Tuesday, May 26, 2009

FROM THE MENU: Goat Shank Tagine


Gorgeous, grass-fed goat is in from Marin Sun Farms. These guys gently graze the hills of Point Reyes sustainably "managing" pastures. I also have a dozen fragrant bulbs of Spring fennel courtesy of Terra Sonoma in Sebastopol, and lemon I quickly preserved to save from ruin. I'm craving intense spices these days, and our menu could definitely use some as well. All of which promptly leads to tagine in my book. I quickly consult my Paula Wolfert.


I had a revelatory 16th birthday dinner at Dar Maghreb in Los Angles, and visited Morocco itself briefly in my early 20s ...the astonishing flavors of the place immediately etched themselves into me, and I had to figure out how they worked. Wolfert - one of the first food writers I turned to for authority - had lived in Morocco, and was a brilliant guide into those layers of saffron, ginger, garlic, sweet onion, green coriander & preserved lemon. Tagines have become an essential piece of my food lexicon. I crave them habitually as I crave any faithfully made pozole or bouillabaisse; any sating, true stew.

Fennel in the index of Wolfert's Couscous and Other Good Food from Morocco gets me Lamb Tagine with Fennel, a "fragrant meat tagine," which I learn, as a group, usually involve preserved lemon, olives and vegetables. I substitute our newly arrived rich goat shank for the lamb shoulder, augment dried ginger in the recipe with beloved fresh, add a little tomato for some bricky earth, cinnamon stick because I can't resist its perfume, and a spoonful of honey to pull on the sweet notes of the melted saffrony onion. So, while I've ultimately made my own way in the recipe, both in ingredients and technique (French training and restaurant kitchen Batterie de cuisine!), Wolfert is always lingering in the background, too. The braise hums madly.

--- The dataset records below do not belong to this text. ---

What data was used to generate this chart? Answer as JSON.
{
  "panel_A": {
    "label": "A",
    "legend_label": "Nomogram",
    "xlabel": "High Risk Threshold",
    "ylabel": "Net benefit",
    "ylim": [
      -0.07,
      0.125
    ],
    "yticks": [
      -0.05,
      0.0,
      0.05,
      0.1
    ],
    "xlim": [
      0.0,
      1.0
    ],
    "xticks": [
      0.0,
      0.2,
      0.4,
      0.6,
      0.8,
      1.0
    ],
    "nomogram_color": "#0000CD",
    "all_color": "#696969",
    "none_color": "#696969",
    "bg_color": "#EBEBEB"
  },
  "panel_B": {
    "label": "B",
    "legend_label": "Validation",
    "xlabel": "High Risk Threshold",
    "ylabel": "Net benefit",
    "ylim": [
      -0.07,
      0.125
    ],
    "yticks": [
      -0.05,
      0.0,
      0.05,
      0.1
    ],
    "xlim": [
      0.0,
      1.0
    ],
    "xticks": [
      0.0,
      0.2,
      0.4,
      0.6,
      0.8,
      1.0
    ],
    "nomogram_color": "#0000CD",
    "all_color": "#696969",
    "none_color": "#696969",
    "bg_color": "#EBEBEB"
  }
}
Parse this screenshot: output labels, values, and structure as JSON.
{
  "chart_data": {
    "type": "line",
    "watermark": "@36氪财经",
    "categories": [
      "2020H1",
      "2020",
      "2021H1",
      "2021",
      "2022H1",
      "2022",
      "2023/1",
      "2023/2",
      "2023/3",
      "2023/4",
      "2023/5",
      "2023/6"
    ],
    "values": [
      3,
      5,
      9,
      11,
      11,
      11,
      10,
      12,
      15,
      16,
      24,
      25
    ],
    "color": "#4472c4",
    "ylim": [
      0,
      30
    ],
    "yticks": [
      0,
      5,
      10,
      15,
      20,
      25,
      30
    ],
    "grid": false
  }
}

Serve on couscous with lemon, chickpeas and scallions.




Goat Tagine with Fennel and Olives


6 meaty goat shanks


Sea Salt


Freshly ground pepper


3 tablespoons olive oil


2 medium onions, sliced in half lengthwise, then into 1/4-inch slices lengthwise


2 medium bulbs of fennel, cut in half lengthwise, then into 1/4-inch slices lengthwise


1 large pinch of saffron threads, lightly finger-crushed


6 medium garlic cloves, chopped

1 tablespoon fresh ginger, grated


1 teaspoon ground ginger


2 teaspoons freshly toasted, ground coriander seed


1 teaspoons freshly toasted, ground cumin


2 teaspoons freshly toasted, ground fennel seed

3 tablespoons honey


3/4 cup fresh tomato peeled and chopped, or good boxed/canned chopped tomatoes


4 cups of chicken stock or water


1 cinnamon stick

1/2 bunch fresh coriander (cilantro), stem and all, tied with butcher string


1/2 cup oil-cured olives


1 large preserved lemon, rinsed and quartered



Preheat oven to 375. Salt and pepper the goat shanks. Brown them over medium-high heat in a large, deep casserole that will fit all the meat and go in the oven. Remove shanks from the pan and add olive oil, onions and half the fennel and cook for about 5 minutes. Add the saffron, garlic, ginger and all spices and cook another 5 minutes. Add the honey and tomatoes and cook a few minutes. Add stock and tuck shanks back into pot along with the cinnamon stick and tied cilantro. Bring to a simmer. Cover and braise in the oven until tender, about 3 hours. Check every so often; add more liquid if necessary. Add olives, lemon and remaining fennel to the stew the last 15 minutes of cooking. It is finished when the fennel is tender and the meat is buttery and falling off the bone. Taste and season as necessary.

9 comments:

barcamania78 said...

hai hai hai

stopsmoking78 said...

very nice site

my-easy-cooking.com said...

Never even thought of doing goat shanks, wow!!! I love, love your site!!!!

Penny said...

I made this exactly as written yesterday, and it was sublime. Thank you so much for posting your recipe.

Amy said...

This looks so delicious! A question on the spices--do you mean the teaspoons of coriander, fennel and cumin to be measured before grinding, or after?
Thanks!

Dana said...

Thank you Amy. Measure it ground, although there shouldn't be that much difference. Can't reply to you directly as you have chosen noreply in eblogger as your address...

Deborah said...

Dana,
We're so happy to have discovered your blog. A group of us on SlowTrav are all preparing this recipe for a cooking challenge this weekend. Then posting the results on our own blogs tomorrow.
If you check out my entry tomorrow, you'll see my results as well as Amy's (her question above) and several more.
Thanks again for the fun challenge idea. -- Deborah

Amy said...

Thank you, Dana. I made it yesterday using lamb shanks, and it was just heavenly. My guests were almost licking their plates clean.

Dana said...

Amy. Thank you again for your sweet comments. So glad to have been chosen for the challenge!